OVP’de birinci önceliğin enflasyonu yeniden tek haneye indirmek olduğunu söyleyen Bakan Şimşek, “Bu zor bir süreç ama mümkün. Geçmişte başardık, yine başaracağız.” dedi.
“Yüzde 140 büyüyen krediyle enflasyonla mücadele olmaz.” diyen Şimşek, birinci konutu kredilendirme noktasında bir değişiklik yapmayacaklarını ancak ikinci ve sonraki konutlar için artık kredi desteği vermeyeceklerini söyledi.

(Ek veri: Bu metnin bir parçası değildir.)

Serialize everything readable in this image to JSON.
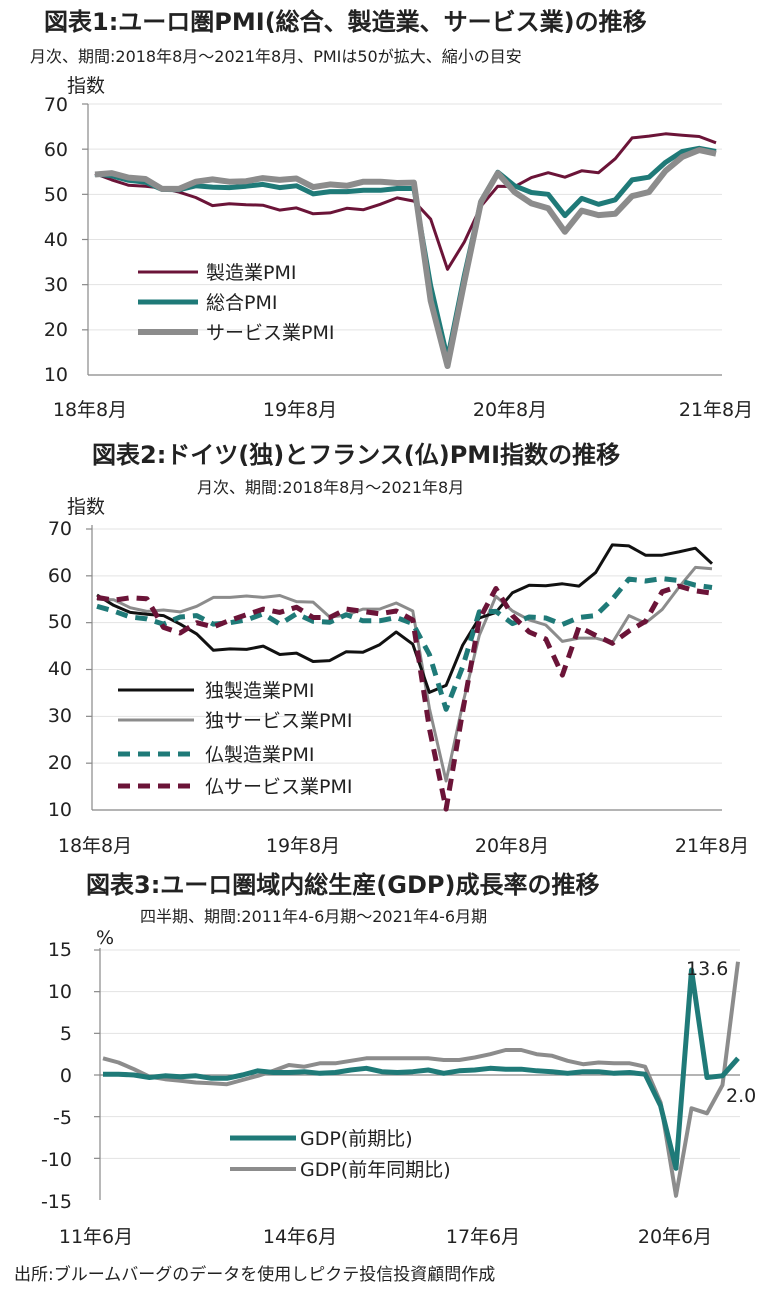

Şimşek, “Taşıt kredilerinde biz, çok net bir şekilde sınırlayıcı bir perspektife sahibiz.” diye konuştu.
Şimşek, Kur Korumalı Mevduat uygulamasının geleceğine ilişkin de konuştu. KKM’den çıkış programları olduğunu söyleyen Şimşek, “Kademeli olacak.” dedi.
En düşük emekli maaşlarına yapılması gündeme gelen iyileştirmeye de değinen Şimşek, “Cumhurbaşkanımızın talimatı oldu o çalışmaları yapıyoruz. O konuda çok netiz.” ifadelerini kullandı.
KÜRESEL EKONOMİDE GÖRÜNÜM
Küresel ekonomiye baktığımız zaman; büyümenin düşük seyrettiği dönemdeyiz. Ortalama büyüme yüzde 3 civarında olacak. Bu tabii düşük sayılır. Bunun birçok sebebi var ama kısa vadeli baktığınız zaman pandemi sonrası enflasyon yükselişe geçti. Şu anda küresel finansal koşulların oldukça sıkışık olduğu bir dönemdeyiz.
OVP'DE BİRİNCİ ÖNCELİK ENFLASYONU DÜŞÜRMEK
OVP’nin üç temel bileşeni var. Bunlardan bir tanesi ülkemizin karşı karşıya olduğu, en önemli makroekonomik sorunlardan biriyle mücadele konusu. Enflasyonu tekrar makul düzeye, tek haneye getirecek bir program.
Dezenflasyon programı orta vadeli programımızın en önemli hedefi. Birincil önceliğimiz fiyat istikrarıdır.
Enflasyonu tekrar, 3 yılın sonunda hedefimiz tek haneye düşürebilmek. Bu zor bir süreç ama mümkün. Geçmişte başardık, yine başaracağız.
İKİNCİ BİLEŞEN: MALİ DİSİPLİN
Programın ikinci bileşeni mali disiplin. Geçmişte, AK Parti hükümetlerinin en güçlü tarafı maliye politikasının bir çıpa görevi yapmış olması. Bütçe açıklarını düşük tutuyoruz, bunun sayesinde milletimize eser ve yatırım odaklı bütçeler sunduk.
Önümüzdeki 3 seneye baktığımız zaman, gerek depremin gerekse geçmişte aldığımız bir takım kararların etkisiyle; EYT gibi, bütçede bir miktar bozulma var. Hedefimiz, bütçe açığını deprem hariç yüzde 3’e çekmek.
ÜÇÜNCÜ ÖNEMLİ BİLEŞEN: YAPISAL REFORMLAR
Üçüncü önemli bileşen; yapısal reformlar. Şunu net şekilde söyleyebilirim; Türkiye rekabet gücünü artıracaksa, verimlilik üzerinden büyüyecekse; bir taraftan üretken alanlara yatırım yaparken, bir taraftan da mevcut kaynakların verimli kullanımına yönelik çok ciddi yapısal dönüşüm çabası olacak. Bunu da geçmişte olduğu gibi sadece bir metin olarak sunmadık, takvimlendirdik. Hangi reformu, hangi çeyreklerde yapacağımızı ortaya koyduk.
KREDİ KARTI VE KREDİLERE DÜZENLEME
1 Eylül itibariyle, yıllık kredi kartı üzerinden kredi hacmi yüzde 140 civarında artmıştı. Enflasyonun iki katından fazla. Bu kadar yüksek seyreden bir kredi hacmiyle siz enflasyonu ve cari açığı kontrol altına alamazsınız.
Miktarsal sıkılaştırma denilen bir konsept var. Orada ilk adımı attık. KKM’de karşılık yoktu, karşılık getirdik.
Daha önemli konular var.
Taşıt kredilerinde biz, çok net bir şekilde sınırlayıcı bir perspektife sahibiz.
Birinci konutu kredilendirme konusunda değişikliğe gitmeyeceğiz ancak ikinci, üçüncü konut veya tatil yerlerindeki yerlere ilişkin vatandaşın imkanı varsa alır ama krediyle desteklemeyeceğız.
Krediyi bu alanda ciddi bir şekilde sınırlayacağız.